Bab 5 (Nasihat Mertua Gus An)

840 25 0
                                    

Pagi menjelang siang, aku sudah menyelesaikan tugas-tugasku. Mengantar Adiba sekolah, menyuapi Akbar dan Arkan, serta menidurkan bocah kembar itu.

Aku mulai meregangkan tangan di atas ranjang milik Adiba dan abinya, membaringkan tubuhku di sana, lalu sejenak memejamkan mata melepas rasa lelahku.

Belum tiga puluh menit aku terlelap. Ningsih, asisten rumah tangga yang bertugas menjaga anak-anak mulai mengetuk pintu.

"Mbak Fa! Mbak Fa!"

Seruan Ningsih dari balik pintu sontak membuatku terjaga.

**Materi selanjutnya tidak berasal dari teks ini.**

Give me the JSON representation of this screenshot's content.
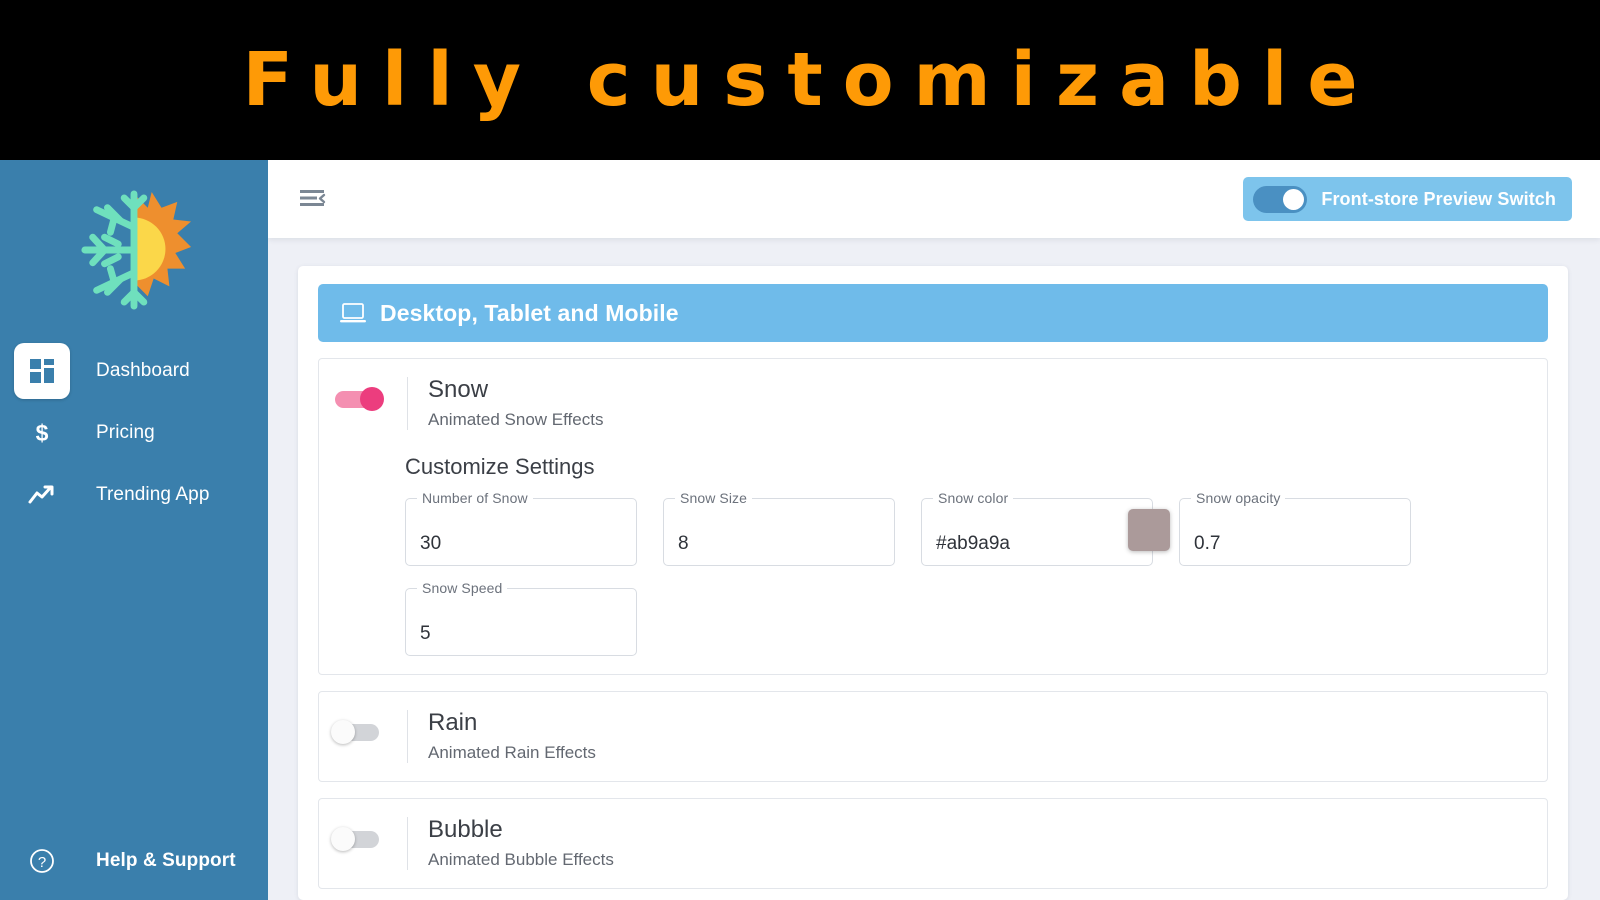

Aku bergegas bangkit dari tempat tidur dan membuka pintu.

"Ada Uti Ummi di depan," katanya.

Aku mengangguk sembari melangkah ke ruang tamu.

Benar saja, ada Bu Nyai Latifah di sana.

"Assalamualaikum, Bu Nyai!"

Aku beruluk salam seraya mencium punggung tangannya, lalu duduk di sebelah wanita 55 tahun itu.

"Arek-arek wis turu, Fa?" tanyanya lembut.

"Inggih."

"O, Iyo. Fa! Bagaimana tadi malam. Gus An, terpesona 'kan sama kamu?" tanyanya dengan senyum menggodaku.

Mungkin dia berpikir telah terjadi sesuatu di antara kami tadi malam.

"Mboten, Bu Nyai."

"Loh! Kok iso?"

Aku tersenyum tipis.

"Gus An itu, masih sangat sayang sama Ning Hil, jadi Beliau tidak berkenan saya memakai baju istrinya."

"Oooh! ... Terus yaopo, kamu dimarahi?"

"Mboten. Beliau menasehati saya dengan baik."

Aku tidak ingin mengadu apa pun pada Bu Nyai Latifah, karena aku tidak ingin mereka berdebat gara-gara aku.

"Oalah! Alhamdulillah kalau begitu," sahut Bu Nyai.

"Yo wes, ummi mau keluar dulu," pamitnya kemudian.

"Loh! Mau ke mana? Kok sebentar sekali."

"Iya, ummi masih ada urusan. In Sha Allah nanti ke sini lagi," jelasnya.

Wanita 55 tahun itu tampak tergesa. Setelah beruluk salam, dia bergegas keluar dari rumah menantunya.

****

Selepas Bu Nyai Latifah pergi, aku kembali mengerjakan tugasku, menjaga Akbar dan Arkan yang sudah terbangun, dan menjemput Adiba dari sekolah.

Kebetulan Adiba sekolah dipertengahan kota yang lumayan jauh dari rumah, jadi aku menjemputnya tiga puluh menit lebih awal.

Tak terasa sore kembali menjelang. Aku mulai sibuk dengan rutinitasku, memandikan Arkan, Akbar, dan Adiba.

Sungguh melelahkan, tapi aku cukup senang melakukannya, karena selain menjalankan amanah dari orang yang aku cinta, melihat senyum malaikat-malaikat kecil ini juga sangat menenangkan jiwa.

Selang beberapa saat setelah memandikan putra putri Ning Hil, suara Ningsih kembali terdengar.

"Mbak Fa, ada Uti Ummi," katanya dengan berdiri di muka pintu.

Aku mengangguk seraya meminta Ningsih menggantikan tugasku, memakaikan anak-anak baju.

"Mbak, setelah selesai pakai baju, tolong anak-anak disuapi!" pesanku sebelum meninggal wanita itu.

***

Saat ini aku sudah berada di ruang tamu bersama uti umminya anak-anak.

Seperti biasa aku beruluk salam sembari mencium punggung tangannya.